As bad as the clause on the Bank’s irrevocable power to withdraw licence is, Owoh said the fact that it says nothing about related cases that are yet to be determined makes it worse. He recalled that it took Savannah Bank about seven years to regain its licence after protracted litigation, saying Savannah would not have a fair hearing under the new Act.
Owoh, who said his presentation at the Senate’s public hearing on the bill was ignored, said the Act is “unnecessarily personalised”. He wondered why the law gives so much power to the Central Bank without corresponding responsibilities. If left unchallenged, he said, the legislation would “kill the banking sector” as no serious investors would be interested in the industry.
The Act’s provision for a weighted vote, according to Owoh, will trigger proxy activities that would whittle minority shareholders’ interests and lead to weaker corporate governance practice. This, he said, contravenes the Companies and Allied Matters Act 2020 (CAMA), which has ceded sufficient rights to minority interests to enhance corporate governance.
“What the new position implies is that a majority shareholder can take a loan and go to a meeting to use his position to ask that the loan be written off. That is not good for proper corporate governance, and it is a contradiction of our aspiration,” insisted Owoh, who served as an advisor to Prof. Charles Soludo, a former CBN Governor.
The economist also dismissed the provision for a special tribunal for enforcement and recovery of eligible loans, saying it is a duplication of the responsibilities of the Asset Management Corporation of Nigeria (AMCON), the Economic and Financial Crimes Commission (EFCC), the Nigerian Police Force, and the judiciary.
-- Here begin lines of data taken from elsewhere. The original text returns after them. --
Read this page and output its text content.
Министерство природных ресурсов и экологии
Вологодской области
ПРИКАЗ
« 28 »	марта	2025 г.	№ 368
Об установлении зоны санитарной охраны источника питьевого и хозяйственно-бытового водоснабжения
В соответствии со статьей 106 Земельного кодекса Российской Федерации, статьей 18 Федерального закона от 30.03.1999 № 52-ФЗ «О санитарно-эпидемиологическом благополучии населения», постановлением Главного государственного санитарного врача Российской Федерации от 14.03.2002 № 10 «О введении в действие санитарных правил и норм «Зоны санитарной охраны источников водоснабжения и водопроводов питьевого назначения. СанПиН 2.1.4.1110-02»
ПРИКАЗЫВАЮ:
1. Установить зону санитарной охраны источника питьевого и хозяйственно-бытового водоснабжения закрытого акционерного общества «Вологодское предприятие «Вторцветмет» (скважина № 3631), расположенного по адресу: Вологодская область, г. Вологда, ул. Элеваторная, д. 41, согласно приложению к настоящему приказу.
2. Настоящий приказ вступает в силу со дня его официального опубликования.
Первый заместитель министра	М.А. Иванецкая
He wondered what would happen if every agency of government sets up a tribunal to address issues peculiar to their supervisory roles.
Owoh said the document delved into operational issues that should have not been provided for in legislation, while leaving out weightier matters required to enhance the governance structure of the institution such as a code of conduct to regulate the responsibilities of the key personnel of the regulatory body.
NESG had also faulted Section 3(3) provision, which gives the CBN Governor the power to turn down an application for a licence without necessarily explaining its refusal.
“As currently drafted, Section 3(3) gives the Governor of the CBN absolute power to refuse to grant a banking licence without giving any reasons whatsoever. Such enormous power goes against the grain of contemporary and good order regulatory oversight…Such powers might be considered by the investment community, operators and counterparties to be arbitrary and liable to abuse or be used to act in any manner the regulator sees fit, without check or balance or hindrance.
“This, we believe, will discourage investment/participation in the banking industry – especially from serious investors, and affect the perception of Nigeria as a country where banking licences are not granted on transparent principles. Good law-making places constraints on a regulator’s arbitrary power to do as he or she wishes without consideration for the impact on stakeholders and investing parties,” NESG noted in a protest letter to the President.
The newly-created special tribunal, which some stakeholders have described as overkill, also enjoys similar largesse. A clause says “the President of the tribunal, members of the tribunal or any person acting judicially shall not be liable to be sued in any court for any act done or ordered to be done by him in the discharge of his judicial duty whether or not within the limits of the tribunal’s jurisdiction.”
Also, Managing Director, Highcap Securities, David Adonri, told The Guardian at the weekend that the market is waiting to challenge all the sections that contradict the Constitution, as pointed out by NESG. He said he was shocked that the President went ahead to sign the Act as transmitted by the National Assembly despite the protest.